O'Reilly accuser's appearance on 'The View' stopped by order
NEW YORK (AP) — “The View” canceled a planned appearance Wednesday by a woman who settled a sexual harassment lawsuit against Bill O'Reilly, after the former Fox News Channel personality sought and received a restraining order against her.
O'Reilly accused his former producer, Andrea Mackris, of violating a non-disclosure agreement by talking about her experiences with him nearly two decades ago.
ABC's daytime talk show, in a statement, said that after being notified of the restraining order “we decided to postpone her interview pending further developments. We look forward to welcoming her to ‘The View’ at a later date.”
Mackris gave an interview to the Daily Beast earlier this month detailing her experiences with O'Reilly. She had accused him of making repeated lewd telephone calls, while he accused Mackris of an extortion attempt before agreeing to a $9 million settlement in 2004.

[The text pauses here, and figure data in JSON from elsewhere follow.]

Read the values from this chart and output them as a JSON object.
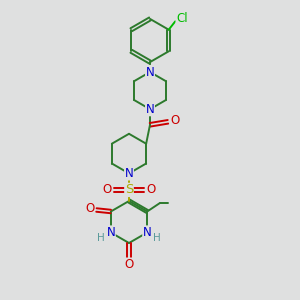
{
  "bg_color": "#dfe0e0",
  "bond_color": "#2d7a2d",
  "N_color": "#0000cc",
  "O_color": "#cc0000",
  "S_color": "#aaaa00",
  "Cl_color": "#00bb00",
  "H_color": "#5a9a9a",
  "bond_lw": 1.4,
  "font_size": 8.5,
  "figsize": [
    3.0,
    3.0
  ],
  "dpi": 100,
  "xlim": [
    2.5,
    8.5
  ],
  "ylim": [
    0.5,
    10.5
  ]
}
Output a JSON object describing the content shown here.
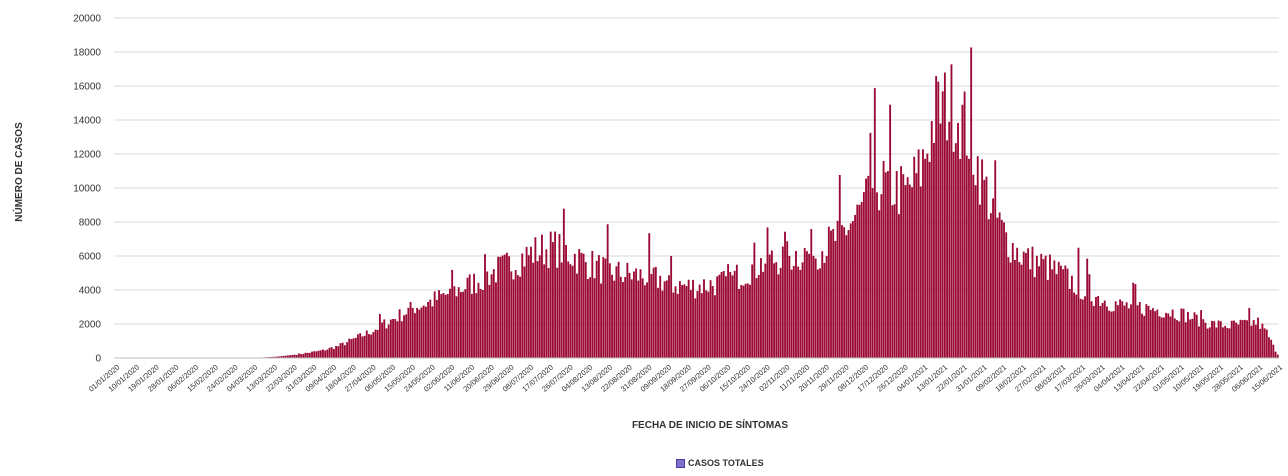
{
  "chart_data": {
    "type": "bar",
    "ylabel": "NÚMERO DE CASOS",
    "xlabel": "FECHA DE INICIO DE SÍNTOMAS",
    "ylim": [
      0,
      20000
    ],
    "yticks": [
      0,
      2000,
      4000,
      6000,
      8000,
      10000,
      12000,
      14000,
      16000,
      18000,
      20000
    ],
    "grid": true,
    "legend_position": "bottom",
    "date_range": [
      "2020-01-01",
      "2021-06-15"
    ],
    "x_tick_labels": [
      "01/01/2020",
      "10/01/2020",
      "19/01/2020",
      "28/01/2020",
      "06/02/2020",
      "15/02/2020",
      "24/02/2020",
      "04/03/2020",
      "13/03/2020",
      "22/03/2020",
      "31/03/2020",
      "09/04/2020",
      "18/04/2020",
      "27/04/2020",
      "06/05/2020",
      "15/05/2020",
      "24/05/2020",
      "02/06/2020",
      "11/06/2020",
      "20/06/2020",
      "29/06/2020",
      "08/07/2020",
      "17/07/2020",
      "26/07/2020",
      "04/08/2020",
      "13/08/2020",
      "22/08/2020",
      "31/08/2020",
      "09/09/2020",
      "18/09/2020",
      "27/09/2020",
      "06/10/2020",
      "15/10/2020",
      "24/10/2020",
      "02/11/2020",
      "11/11/2020",
      "20/11/2020",
      "29/11/2020",
      "08/12/2020",
      "17/12/2020",
      "26/12/2020",
      "04/01/2021",
      "13/01/2021",
      "22/01/2021",
      "31/01/2021",
      "09/02/2021",
      "18/02/2021",
      "27/02/2021",
      "08/03/2021",
      "17/03/2021",
      "26/03/2021",
      "04/04/2021",
      "13/04/2021",
      "22/04/2021",
      "01/05/2021",
      "10/05/2021",
      "19/05/2021",
      "28/05/2021",
      "06/06/2021",
      "15/06/2021"
    ],
    "series": [
      {
        "name": "CASOS TOTALES",
        "color": "#9b0a35",
        "points": [
          [
            "2020-01-01",
            5
          ],
          [
            "2020-02-01",
            8
          ],
          [
            "2020-03-01",
            15
          ],
          [
            "2020-03-08",
            30
          ],
          [
            "2020-03-15",
            80
          ],
          [
            "2020-03-22",
            180
          ],
          [
            "2020-03-29",
            300
          ],
          [
            "2020-04-05",
            450
          ],
          [
            "2020-04-12",
            700
          ],
          [
            "2020-04-19",
            1100
          ],
          [
            "2020-04-26",
            1500
          ],
          [
            "2020-05-03",
            2000
          ],
          [
            "2020-05-10",
            2500
          ],
          [
            "2020-05-17",
            3000
          ],
          [
            "2020-05-24",
            3300
          ],
          [
            "2020-05-31",
            3700
          ],
          [
            "2020-06-07",
            4100
          ],
          [
            "2020-06-14",
            4500
          ],
          [
            "2020-06-21",
            5000
          ],
          [
            "2020-06-28",
            5400
          ],
          [
            "2020-07-05",
            5900
          ],
          [
            "2020-07-12",
            6300
          ],
          [
            "2020-07-19",
            6500
          ],
          [
            "2020-07-26",
            6200
          ],
          [
            "2020-08-02",
            5700
          ],
          [
            "2020-08-09",
            5300
          ],
          [
            "2020-08-16",
            5000
          ],
          [
            "2020-08-23",
            4900
          ],
          [
            "2020-08-30",
            4800
          ],
          [
            "2020-09-06",
            4600
          ],
          [
            "2020-09-13",
            4300
          ],
          [
            "2020-09-20",
            4200
          ],
          [
            "2020-09-27",
            4300
          ],
          [
            "2020-10-04",
            4400
          ],
          [
            "2020-10-11",
            4800
          ],
          [
            "2020-10-18",
            5300
          ],
          [
            "2020-10-25",
            5700
          ],
          [
            "2020-11-01",
            5900
          ],
          [
            "2020-11-08",
            6100
          ],
          [
            "2020-11-15",
            6200
          ],
          [
            "2020-11-22",
            6700
          ],
          [
            "2020-11-29",
            7500
          ],
          [
            "2020-12-06",
            8500
          ],
          [
            "2020-12-13",
            10300
          ],
          [
            "2020-12-20",
            10100
          ],
          [
            "2020-12-27",
            9700
          ],
          [
            "2021-01-03",
            11000
          ],
          [
            "2021-01-10",
            14500
          ],
          [
            "2021-01-17",
            15000
          ],
          [
            "2021-01-24",
            13500
          ],
          [
            "2021-01-31",
            10500
          ],
          [
            "2021-02-07",
            8000
          ],
          [
            "2021-02-14",
            6500
          ],
          [
            "2021-02-21",
            5800
          ],
          [
            "2021-02-28",
            5500
          ],
          [
            "2021-03-07",
            5000
          ],
          [
            "2021-03-14",
            4400
          ],
          [
            "2021-03-21",
            3800
          ],
          [
            "2021-03-28",
            3400
          ],
          [
            "2021-04-04",
            3100
          ],
          [
            "2021-04-11",
            3000
          ],
          [
            "2021-04-18",
            2900
          ],
          [
            "2021-04-25",
            2800
          ],
          [
            "2021-05-02",
            2600
          ],
          [
            "2021-05-09",
            2300
          ],
          [
            "2021-05-16",
            2000
          ],
          [
            "2021-05-23",
            1900
          ],
          [
            "2021-05-30",
            2000
          ],
          [
            "2021-06-06",
            2100
          ],
          [
            "2021-06-10",
            1500
          ],
          [
            "2021-06-13",
            700
          ],
          [
            "2021-06-15",
            200
          ]
        ]
      }
    ]
  }
}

Fox News in 2017 fired O'Reilly, then its most popular star, after it was revealed the company had paid five women a total of $13 million to keep quiet about disturbing encounters with him.
O'Reilly, in court papers filed this week in New York state Supreme Court in Nassau County, accused Mackris of violating the confidentiality obligations she had agreed to in her settlement. While Mackris apparently believes the terms don't apply to her, “she has not offered to return any of the millions of dollars she received,” O'Reilly's lawyers said.
Judge Randy Sue Marber, signed the restraining order Tuesday and ordered a hearing for July 26.
Mackris told the Daily Beast on Wednesday that “I hope the days of the law allowing the silencing of women are over. I will continue to fight for my voice.”
In the July 13 article for the website, Mackris spoke about her emotional distress and of being effectively blackballed in the news industry in the years following her case.
That article was co-authored by “contributing reporter” Diana Falzone, herself a former Fox News employee. Falzone settled a gender discrimination lawsuit against Fox, after she accused the network of abruptly taking her off the air when she wrote an article in 2017 detailing her struggles with endometriosis.
The Daily Beast disclosed Falzone's Fox connection and settlement in an editor's note at the end of the piece.
That's a potential conflict of interest, raising the question of whether Falzone's experience with Fox would affect her independence, said Kathleen Bartzen Culver, director of the Center for Journalism Ethics at the University of Wisconsin-Madison. She said it would be wrong to suggest Falzone can't write about these issues, but it's questionable for her to write about them when it concerns Fox.
The Daily Beast's editor-in-chief, Noah Shachtman, said Wednesday the news site is comfortable with the arrangement.
“The idea that Diana should somehow be banned from reporting on the subject is nuts,” Shachtman said. “We've been totally transparent about her history with Fox and no one is challenging the substance of her incredible series of scoops.”